Quote:
| but will point out that for 2,000 years the circumcised Jewish people were regularly and relentlessly and repeatedly slaughtered by the uncircumcised Christian people ... and *never* fought back (unfortunately) ... and until the founding of the state of Israel, one standard stereotype of the Jewish male was meekness. |
Wow, I never knew this! Thank you for pointing that out.
I am thinking of the United States, first and foremost. It's kind of like the chicken-and-egg syndrome...... which came first?
I guess it started out with roots much deeper than circumcision.... I'm thinking of the Puritans, for example.
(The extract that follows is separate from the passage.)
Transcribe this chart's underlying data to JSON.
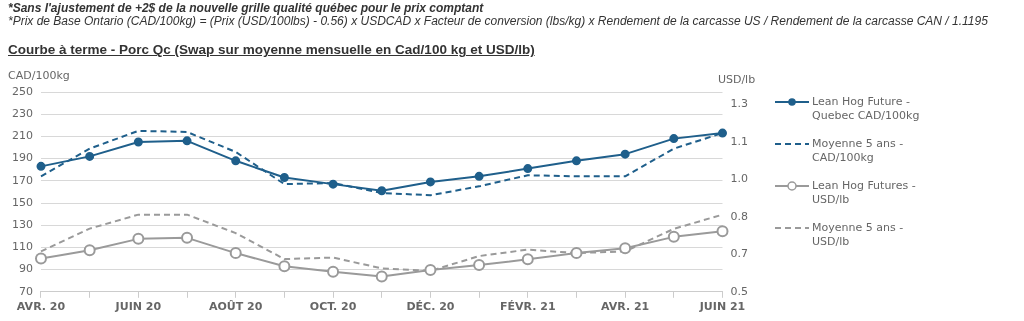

Circumcision, as we all know on this board, started as a routine phenomena b/c it was believed to cure masturbation..... excruciating pain in the genitals immediately after birth would make the child not want to play with his penis, and if he had no foreskin, he'd be less apt to tug on it which would lead to masturbation... which, as we all know, can cause hysteria, blindness, paralysis, all sorts of horrible things

It seems that circumcision stemmed from really unhealthy belief systems..... that expressing oneself freely, thinking for oneself, enjoying sex, etc. etc. were "evil"...... so all of the healthy, natural things a human does to stay happy and sane were thought of as bad, and as "the devil's work." I'm assuming that a lot of society's violence stems from a lot of these beliefs carrying over to today...... which includes circumcision, although the true meaning of RIC is lost to most new parents today.
So circumcision feeds in to this vicious cycle of unquestioning obedience. It's unnatural for mothers to expose their children to this sort of brutality..... yet they do, all the time..... and I'm sure there is some sort of deep-set Freudian thing going on here, that the baby grows up feeling exposed and unprotected and somehow traumatized; damaged...... which only feeds into the cycle of fear and self-loathing which leads to more violence.
Okay, so I have come to my own conclusion here

Circ. in and of itself does not automatically = violence. But when a society of people are unquestioningly obedient to a hierarchal structure, it leads to suppressed anger and emotion and a sensing that something "is not quite right", and this feeds the cycle of violence and MGM.
Oh, my. Please, no one call the padded wagon on me this evening.

I've been thinking about this issue for a few days now and it finally just "came together" for me.